I find the BBC's approach to factual programming more and more disheartening. In the old days an unseen narrator (or sometimes an expert in the relevant field) would lead us on a fact filled journey that gave the view an insight into how indigenous people lived. Crammed full of facts and observations in a way that was entertaining and factual.
I can only agree with this for so many programmes. And when you get a good programme you end up with teh 'shaky camera' that haunts so many programmes at the moment, it makes my head hurt! I thought 'the normans' was pretty good but shaky camera everywhere, argh!
Now they get a camera trained on a celebrity who is on his own journey of self-discovery while forgetting to garner any facts about the place and people they've come to examine.
All they care about is bloody celebrity!
And if it is on ITV or any other channel it is worse as the 15 mins before ad breaks, breaks down as follows
5 mins saying what happened last time (or even just before the adverts in case you forgot)
5 mins of programme
5 mins of telling what will be in the next section
It is shameful.
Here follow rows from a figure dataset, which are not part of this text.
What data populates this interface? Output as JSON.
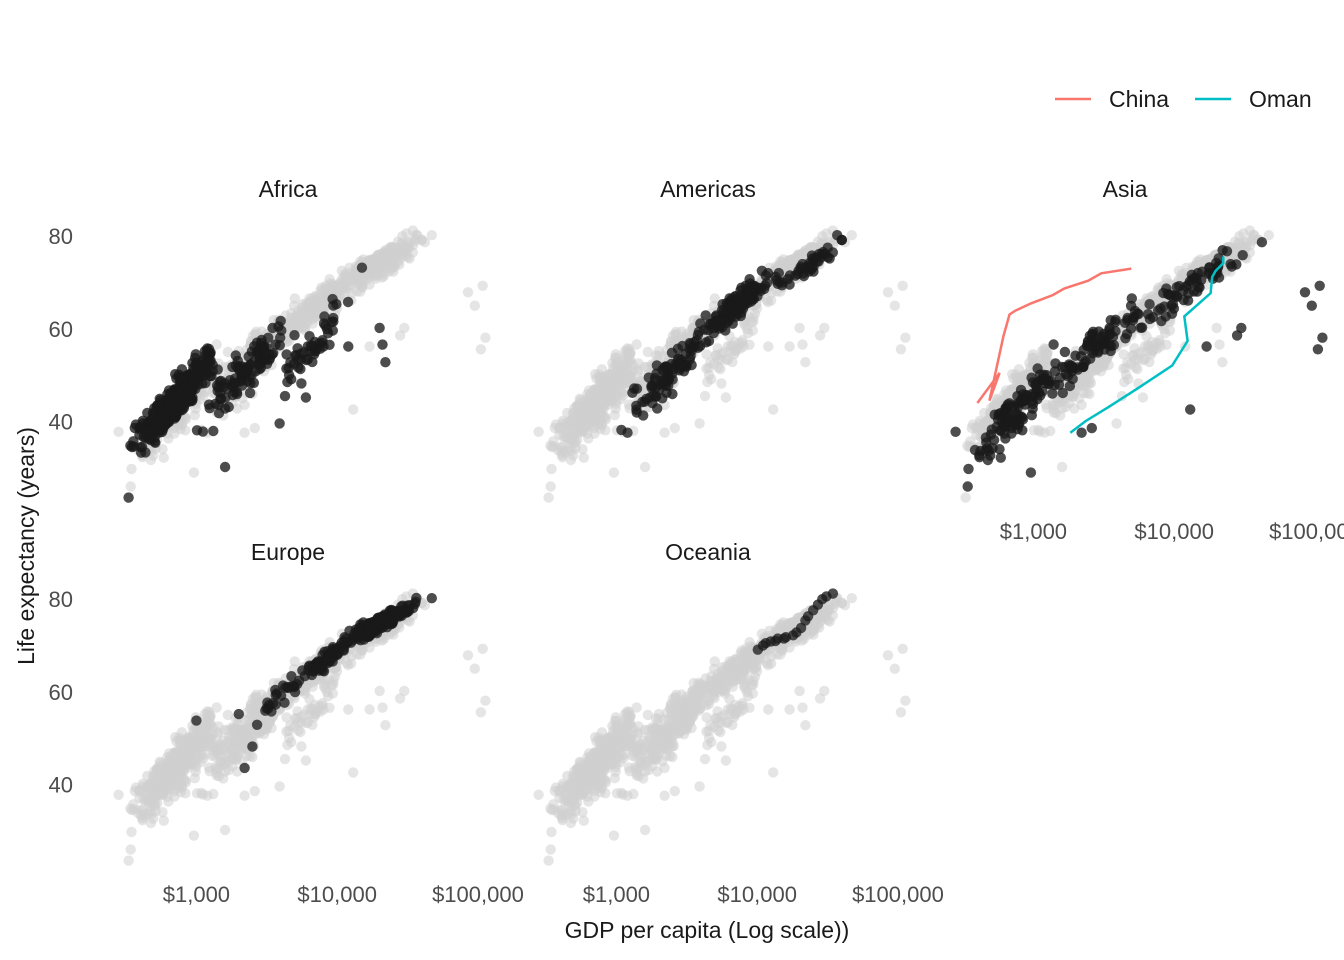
{
  "chart_data": {
    "type": "scatter",
    "title": "",
    "xlabel": "GDP per capita (Log scale))",
    "ylabel": "Life expectancy (years)",
    "x_scale": "log10",
    "xlim": [
      200,
      130000
    ],
    "ylim": [
      22,
      85
    ],
    "x_ticks": [
      1000,
      10000,
      100000
    ],
    "x_tick_labels": [
      "$1,000",
      "$10,000",
      "$100,000"
    ],
    "y_ticks": [
      40,
      60,
      80
    ],
    "y_tick_labels": [
      "40",
      "60",
      "80"
    ],
    "grid": false,
    "background_point_color": "#d0d0d0",
    "highlight_point_color": "#1a1a1a",
    "legend": {
      "position": "top-right",
      "entries": [
        {
          "name": "China",
          "color": "#f8766d"
        },
        {
          "name": "Oman",
          "color": "#00bfc4"
        }
      ]
    },
    "facets": [
      {
        "name": "Africa",
        "clusters": [
          {
            "x": [
              300,
              1600
            ],
            "y": [
              32,
              60
            ],
            "n": 360
          },
          {
            "x": [
              900,
              6000
            ],
            "y": [
              38,
              68
            ],
            "n": 110
          },
          {
            "x": [
              3000,
              15000
            ],
            "y": [
              42,
              74
            ],
            "n": 50
          }
        ],
        "points": [
          [
            330,
            23.6
          ],
          [
            1600,
            30.2
          ],
          [
            3900,
            39.6
          ],
          [
            12000,
            56.2
          ],
          [
            21000,
            56.6
          ],
          [
            22000,
            52.8
          ],
          [
            20000,
            60.2
          ],
          [
            15000,
            73.2
          ],
          [
            8000,
            56.2
          ],
          [
            6000,
            45.2
          ]
        ]
      },
      {
        "name": "Americas",
        "clusters": [
          {
            "x": [
              1000,
              5000
            ],
            "y": [
              38,
              64
            ],
            "n": 80
          },
          {
            "x": [
              3000,
              15000
            ],
            "y": [
              55,
              76
            ],
            "n": 120
          },
          {
            "x": [
              12000,
              42000
            ],
            "y": [
              68,
              80
            ],
            "n": 40
          }
        ],
        "points": [
          [
            1200,
            37.6
          ],
          [
            1300,
            46.2
          ],
          [
            1400,
            47.1
          ],
          [
            40000,
            79.2
          ],
          [
            37000,
            80.2
          ]
        ]
      },
      {
        "name": "Asia",
        "clusters": [
          {
            "x": [
              300,
              2000
            ],
            "y": [
              28,
              60
            ],
            "n": 120
          },
          {
            "x": [
              1000,
              8000
            ],
            "y": [
              45,
              70
            ],
            "n": 90
          },
          {
            "x": [
              5000,
              40000
            ],
            "y": [
              60,
              82
            ],
            "n": 60
          }
        ],
        "points": [
          [
            108000,
            69.3
          ],
          [
            113000,
            58.1
          ],
          [
            105000,
            55.6
          ],
          [
            95000,
            65.0
          ],
          [
            85000,
            67.9
          ],
          [
            30000,
            60.2
          ],
          [
            28000,
            58.6
          ],
          [
            17000,
            56.2
          ],
          [
            13000,
            42.6
          ],
          [
            2200,
            37.6
          ],
          [
            2600,
            38.6
          ],
          [
            960,
            29.0
          ],
          [
            280,
            37.8
          ],
          [
            42000,
            78.7
          ]
        ]
      },
      {
        "name": "Europe",
        "clusters": [
          {
            "x": [
              5000,
              15000
            ],
            "y": [
              62,
              74
            ],
            "n": 60
          },
          {
            "x": [
              10000,
              40000
            ],
            "y": [
              70,
              81
            ],
            "n": 190
          },
          {
            "x": [
              2000,
              8000
            ],
            "y": [
              50,
              70
            ],
            "n": 25
          }
        ],
        "points": [
          [
            1000,
            53.8
          ],
          [
            2200,
            43.6
          ],
          [
            2500,
            48.2
          ],
          [
            2700,
            52.9
          ],
          [
            2000,
            55.2
          ],
          [
            47000,
            80.2
          ]
        ]
      },
      {
        "name": "Oceania",
        "clusters": [],
        "points": [
          [
            10100,
            69.1
          ],
          [
            11000,
            70.0
          ],
          [
            12500,
            70.9
          ],
          [
            14000,
            71.5
          ],
          [
            16000,
            71.8
          ],
          [
            18000,
            72.2
          ],
          [
            19000,
            72.8
          ],
          [
            20500,
            73.8
          ],
          [
            22000,
            75.4
          ],
          [
            23000,
            76.3
          ],
          [
            25000,
            77.6
          ],
          [
            27000,
            78.8
          ],
          [
            29000,
            80.0
          ],
          [
            31000,
            80.6
          ],
          [
            34500,
            81.2
          ],
          [
            11500,
            70.5
          ],
          [
            13500,
            71.0
          ],
          [
            15500,
            71.5
          ]
        ]
      }
    ],
    "series": [
      {
        "name": "China",
        "facet": "Asia",
        "color": "#f8766d",
        "x": [
          400,
          575,
          487,
          612,
          676,
          741,
          962,
          1378,
          1656,
          2452,
          3036,
          4959
        ],
        "y": [
          44.0,
          50.5,
          44.5,
          58.4,
          63.1,
          63.9,
          65.5,
          67.3,
          68.7,
          70.4,
          72.0,
          73.0
        ]
      },
      {
        "name": "Oman",
        "facet": "Asia",
        "color": "#00bfc4",
        "x": [
          1828,
          2348,
          3449,
          5406,
          9678,
          12451,
          11804,
          18134,
          18616,
          19702,
          22316,
          22316
        ],
        "y": [
          37.6,
          40.1,
          43.2,
          47.0,
          52.1,
          57.4,
          62.7,
          67.7,
          71.2,
          72.5,
          74.2,
          75.6
        ]
      }
    ]
  }
}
Everyone keeps saying it is because of decreased attention span. I say that is rubbish.
An example. Dr Who. Nowerdays they have to be self contained one off episodes. In the old days 4 or 6 weeks spread out.
All my children will watch old Dr Who, spread out and endure the bad effects (which they don't seem to notice so much) as the storys are actually OK.
Short attention spans is a self fulfilling prophecy!